Anne-Laure Compoint, conseil d'Antoine Q., détaille chaque étape du viol tel qu'il a été dénoncé par Emily Spanton. "Combien de temps dure la pénétration?", interroge-t-elle notamment. "Vous décrivez des faits de violence. C'est dur de rester à genoux, avec un sexe dans la bouche. (...) On vous pénètre, on vous tient et vous avez une éraflure millimétrique au bras droit ?".

Les avocats de la partie civile sont eux sortis excédés de cette journée d'audience. "Les rôles sont inversés!", a dénoncé Sophie Obadia après les débats. Emily Spanton "a été entendue au total (depuis avril 2014, ndlr) près de 50 heures. C'est exceptionnel qu'en France, on puisse considérer qu'une victime doive répéter à l'infini les mêmes accusations".
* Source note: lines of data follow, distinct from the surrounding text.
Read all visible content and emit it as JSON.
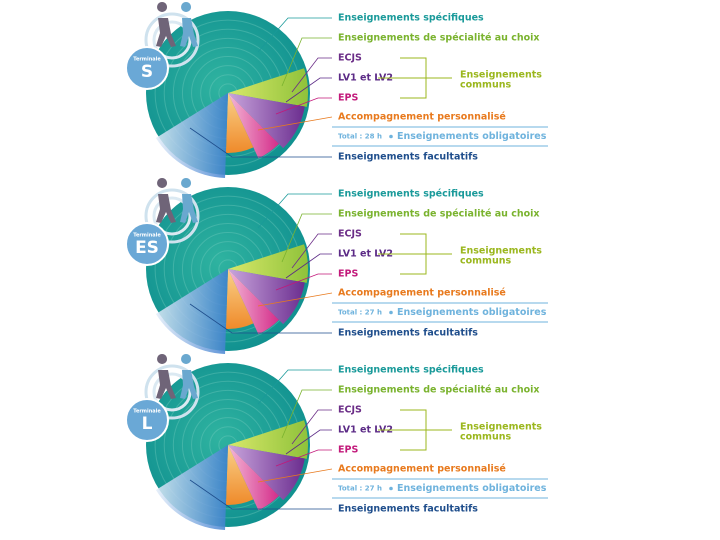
{
  "panels": [
    {
      "badge": {
        "caption": "Terminale",
        "series": "S"
      },
      "labels": {
        "specifiques": "Enseignements spécifiques",
        "specialite": "Enseignements de spécialité au choix",
        "ecjs": "ECJS",
        "langues": "LV1 et LV2",
        "eps": "EPS",
        "communs": [
          "Enseignements",
          "communs"
        ],
        "accompagnement": "Accompagnement personnalisé",
        "total": "Total : 28 h",
        "obligatoires": "Enseignements obligatoires",
        "facultatifs": "Enseignements facultatifs"
      }
    },
    {
      "badge": {
        "caption": "Terminale",
        "series": "ES"
      },
      "labels": {
        "specifiques": "Enseignements spécifiques",
        "specialite": "Enseignements de spécialité au choix",
        "ecjs": "ECJS",
        "langues": "LV1 et LV2",
        "eps": "EPS",
        "communs": [
          "Enseignements",
          "communs"
        ],
        "accompagnement": "Accompagnement personnalisé",
        "total": "Total : 27 h",
        "obligatoires": "Enseignements obligatoires",
        "facultatifs": "Enseignements facultatifs"
      }
    },
    {
      "badge": {
        "caption": "Terminale",
        "series": "L"
      },
      "labels": {
        "specifiques": "Enseignements spécifiques",
        "specialite": "Enseignements de spécialité au choix",
        "ecjs": "ECJS",
        "langues": "LV1 et LV2",
        "eps": "EPS",
        "communs": [
          "Enseignements",
          "communs"
        ],
        "accompagnement": "Accompagnement personnalisé",
        "total": "Total : 27 h",
        "obligatoires": "Enseignements obligatoires",
        "facultatifs": "Enseignements facultatifs"
      }
    }
  ]
}
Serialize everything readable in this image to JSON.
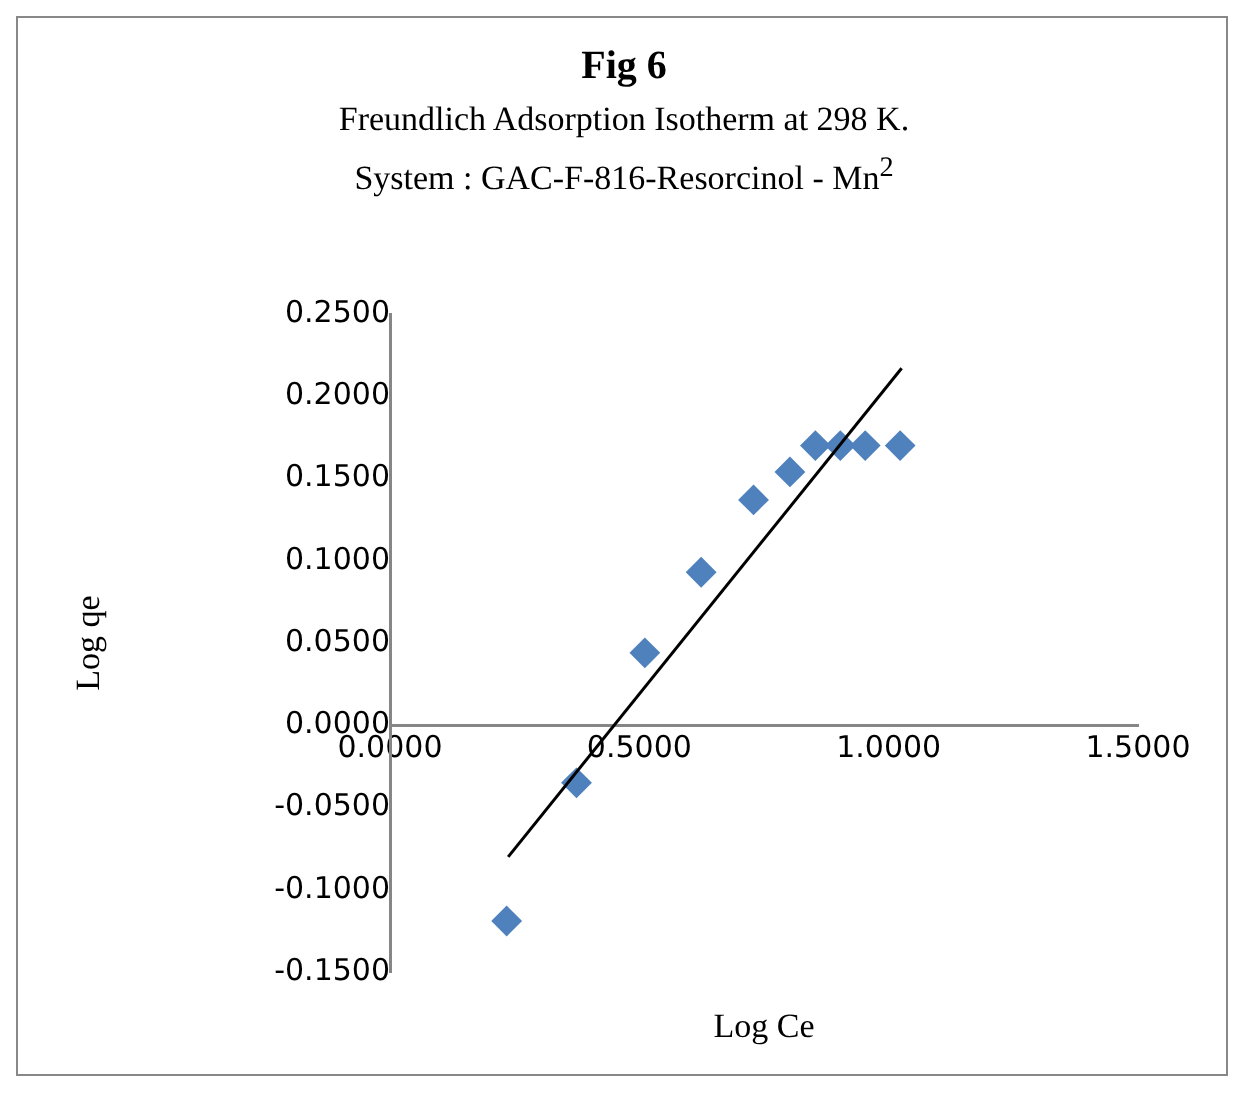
{
  "chart_data": {
    "type": "scatter",
    "title": "Fig  6",
    "subtitle": "Freundlich Adsorption Isotherm at 298 K.\nSystem : GAC-F-816-Resorcinol - Mn$^{2}$",
    "xlabel": "Log Ce",
    "ylabel": "Log qe",
    "xlim": [
      0,
      1.5
    ],
    "xticks": [
      {
        "value": 0,
        "label": "0.0000"
      },
      {
        "value": 0.5,
        "label": "0.5000"
      },
      {
        "value": 1,
        "label": "1.0000"
      },
      {
        "value": 1.5,
        "label": "1.5000"
      }
    ],
    "ylim": [
      -0.15,
      0.25
    ],
    "yticks": [
      {
        "value": -0.15,
        "label": "-0.1500"
      },
      {
        "value": -0.1,
        "label": "-0.1000"
      },
      {
        "value": -0.05,
        "label": "-0.0500"
      },
      {
        "value": 0,
        "label": "0.0000"
      },
      {
        "value": 0.05,
        "label": "0.0500"
      },
      {
        "value": 0.1,
        "label": "0.1000"
      },
      {
        "value": 0.15,
        "label": "0.1500"
      },
      {
        "value": 0.2,
        "label": "0.2000"
      },
      {
        "value": 0.25,
        "label": "0.2500"
      }
    ],
    "grid": false,
    "legend": false,
    "series": [
      {
        "type": "scatter",
        "color": "#4f81bd",
        "marker": "diamond",
        "x": [
          0.234,
          0.374,
          0.511,
          0.624,
          0.729,
          0.802,
          0.853,
          0.903,
          0.953,
          1.023
        ],
        "values": [
          -0.119,
          -0.035,
          0.044,
          0.093,
          0.137,
          0.154,
          0.17,
          0.17,
          0.17,
          0.17
        ]
      },
      {
        "type": "line",
        "color": "#000000",
        "marker": "none",
        "line_style": "solid",
        "x": [
          0.237,
          1.026
        ],
        "values": [
          -0.08,
          0.217
        ]
      }
    ]
  }
}
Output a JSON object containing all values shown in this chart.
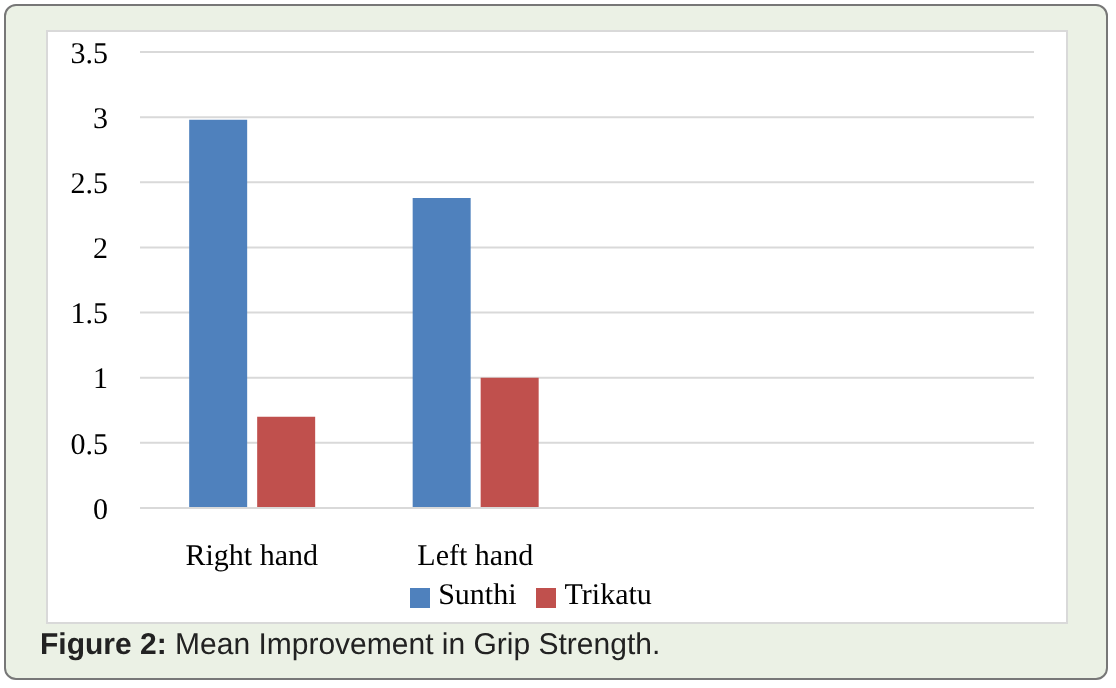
{
  "chart_data": {
    "type": "bar",
    "categories": [
      "Right hand",
      "Left hand",
      null,
      null
    ],
    "series": [
      {
        "name": "Sunthi",
        "color": "#4f81bd",
        "values": [
          2.98,
          2.38,
          null,
          null
        ]
      },
      {
        "name": "Trikatu",
        "color": "#c0504d",
        "values": [
          0.7,
          1.0,
          null,
          null
        ]
      }
    ],
    "ylim": [
      0,
      3.5
    ],
    "yticks": [
      0,
      0.5,
      1,
      1.5,
      2,
      2.5,
      3,
      3.5
    ],
    "grid": "y",
    "legend": "bottom",
    "annotations": [
      "Figure 2: Mean Improvement in Grip Strength."
    ]
  }
}
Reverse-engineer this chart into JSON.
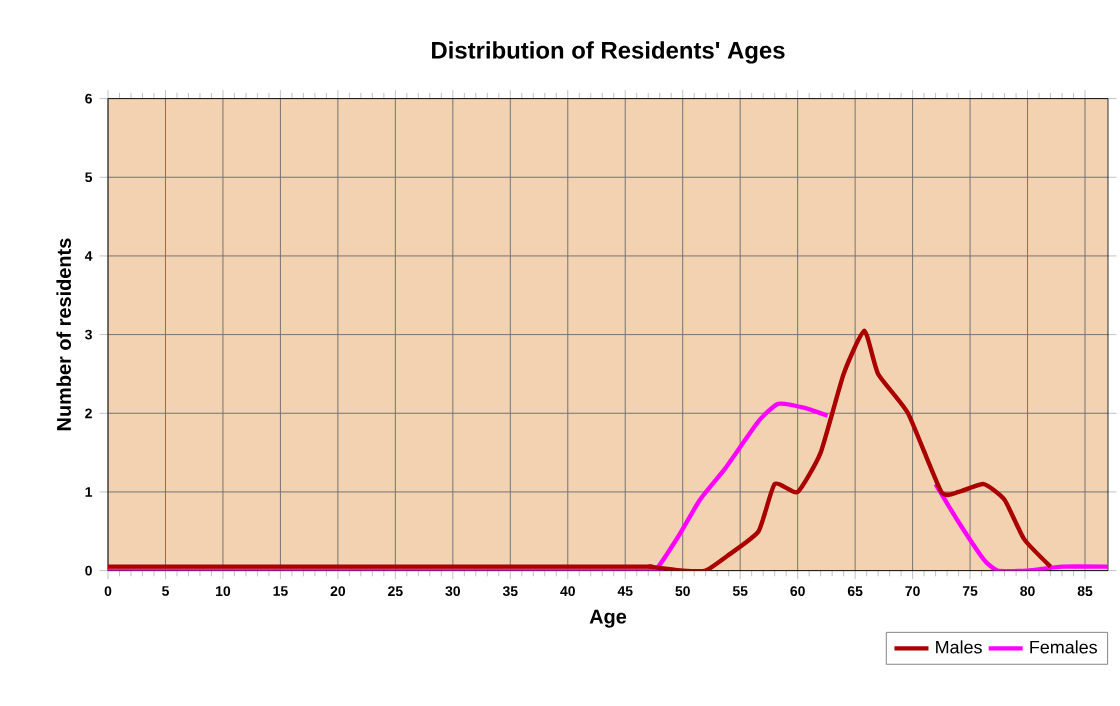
{
  "chart_data": {
    "type": "line",
    "title": "Distribution of Residents' Ages",
    "xlabel": "Age",
    "ylabel": "Number of residents",
    "xlim": [
      0,
      87
    ],
    "xticks": [
      0,
      5,
      10,
      15,
      20,
      25,
      30,
      35,
      40,
      45,
      50,
      55,
      60,
      65,
      70,
      75,
      80,
      85
    ],
    "ylim": [
      0,
      6
    ],
    "yticks": [
      0,
      1,
      2,
      3,
      4,
      5,
      6
    ],
    "grid": true,
    "legend": "bottom right",
    "series": [
      {
        "name": "Males",
        "color": "#aa0000",
        "x": [
          0,
          45,
          47,
          50,
          52,
          54,
          56.6,
          58,
          60,
          62,
          64,
          65.8,
          67,
          69.6,
          72.5,
          74,
          76.2,
          78,
          79.7,
          82
        ],
        "values": [
          0.05,
          0.05,
          0.05,
          0,
          0,
          0.2,
          0.5,
          1.1,
          1.0,
          1.5,
          2.5,
          3.05,
          2.5,
          2.0,
          1.0,
          1.0,
          1.1,
          0.9,
          0.4,
          0.05
        ]
      },
      {
        "name": "Females",
        "color": "#ff00ff",
        "x": [
          0,
          46,
          47.6,
          49.6,
          51.5,
          53.7,
          56.6,
          58.3,
          60.6,
          62.6,
          64,
          65.8,
          67,
          69.6,
          72,
          73.9,
          76.2,
          77.4,
          80,
          83,
          87
        ],
        "values": [
          0,
          0,
          0,
          0.43,
          0.9,
          1.3,
          1.9,
          2.12,
          2.07,
          1.97,
          null,
          null,
          null,
          null,
          1.1,
          0.64,
          0.14,
          0,
          0,
          0.05,
          0.05
        ]
      }
    ]
  }
}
Pour elle, dans ce procès, ce n'est pas parole contre parole, car il y a des "éléments objectifs". Il est par exemple toujours difficile de comprendre comment l'ADN d'Antoine Q. a pu être retrouvé au fond du vagin de sa cliente. Les accusés peinent aussi à expliquer des SMS ou encore une vidéo filmée dans la nuit à 01H16, au "36", et qui a été effacée.